Monday, April 21, 2008

Palmyra, Syria (April 16-17, 2008)

Palmyra was an important oasis rest stop for caravans traveling along the Silk Road, and it's mentioned on tablets dating back to the 19th century BC. It rose to prominence after the Roman invasion of Syria in the 1st century BC, and for several hundred years it served as a major trading center and crossroad between the east and the west.

The city's most famous ruler was Queen Zenobia, who claimed to be a descendent of Cleopatra and took the throne when her husband, King Odenathus, died under suspicious circumstances. Queen Zenobia defied Roman rule and set out to conquer Syria, lower Egypt and parts of Asia Minor. In the 3rd century AD, Roman Emperor Aurelian raised an army, besieged Palmyra and took Zenobia prisoner.

From that time on, Palmyra steadily declined while the Syrian cities of Aleppo and Damascus grew as centers of commerce. In the 12th century AD, an Arab Citadel was built overlooking the city; it was later reconstructed in the 17th century by Emir Fakhr Ad-Din. Excavations of the site began in 1900s, and it's estimated that 70 percent of the enormous city is yet to be unearthed.

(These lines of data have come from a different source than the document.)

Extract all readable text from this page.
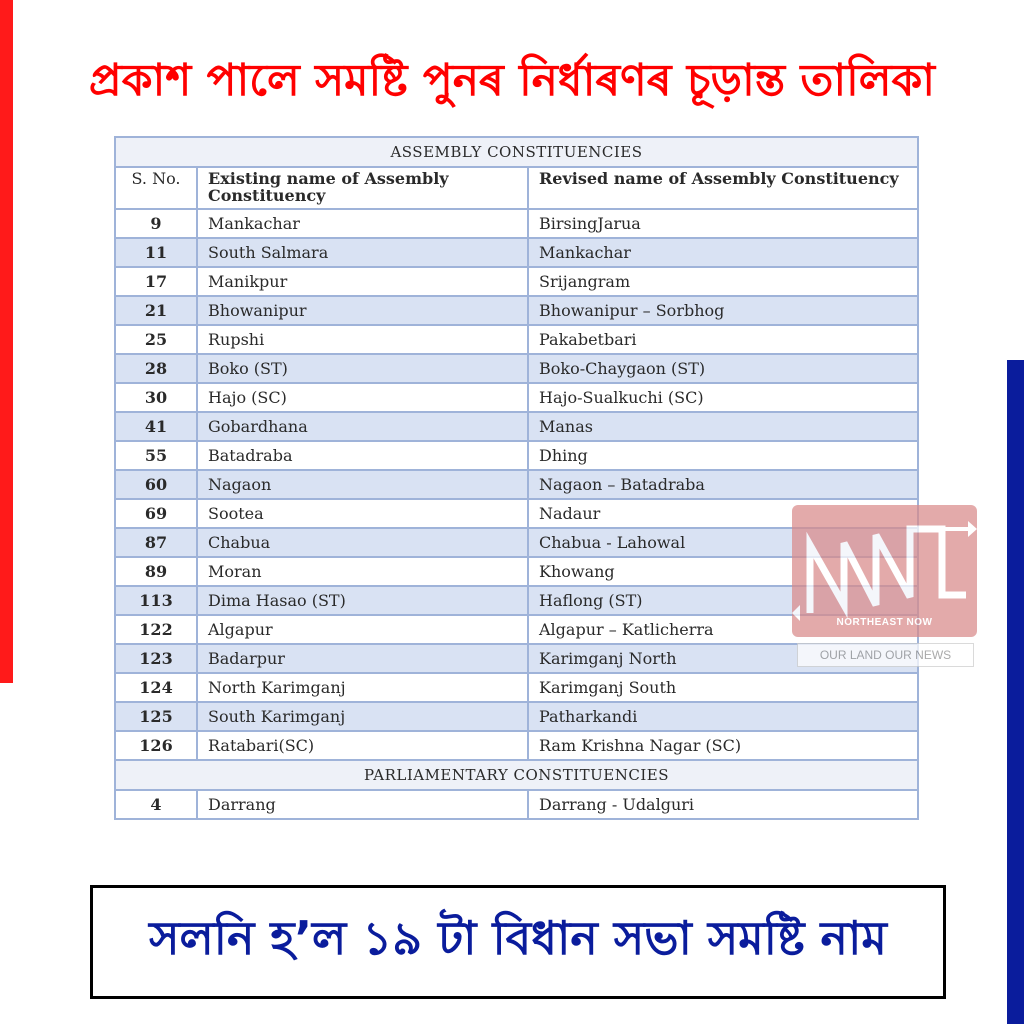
প্ৰকাশ পালে সমষ্টি পুনৰ নিৰ্ধাৰণৰ চূড়ান্ত তালিকা
ASSEMBLY CONSTITUENCIES		
S. No.	Existing name of Assembly Constituency	Revised name of Assembly Constituency
9	Mankachar	BirsingJarua
11	South Salmara	Mankachar
17	Manikpur	Srijangram
21	Bhowanipur	Bhowanipur – Sorbhog
25	Rupshi	Pakabetbari
28	Boko (ST)	Boko-Chaygaon (ST)
30	Hajo (SC)	Hajo-Sualkuchi (SC)
41	Gobardhana	Manas
55	Batadraba	Dhing
60	Nagaon	Nagaon – Batadraba
69	Sootea	Nadaur
87	Chabua	Chabua - Lahowal
89	Moran	Khowang
113	Dima Hasao (ST)	Haflong (ST)
122	Algapur	Algapur – Katlicherra
123	Badarpur	Karimganj North
124	North Karimganj	Karimganj South
125	South Karimganj	Patharkandi
126	Ratabari(SC)	Ram Krishna Nagar (SC)
PARLIAMENTARY CONSTITUENCIES		
4	Darrang	Darrang - Udalguri
NORTHEAST NOW
OUR LAND OUR NEWS
সলনি হ’ল ১৯ টা বিধান সভা সমষ্টি নাম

The Monumental Arch, linking the Temple of Bel with the Great Colonnade. The arch marks a 30 degree angle in the street, which is rather unusual for a Roman city.
The Great Colonnade stretched for more than a thousand meters, flanked by Corinthian columns
The restored theatre
The Temple of Bel, where animals were sacrificed and banquets were held. Inside the temple are carvings depicting the signs of the zodiac and the Palmyrene Trinity of Bel, Yarhibol and Agribal.
The enormous entrance to the Temple of Bel

1 comment:

Anonymous said...


What a beautiful country Syria is! Thank you for the vicarious adventure. I really enjoyed it.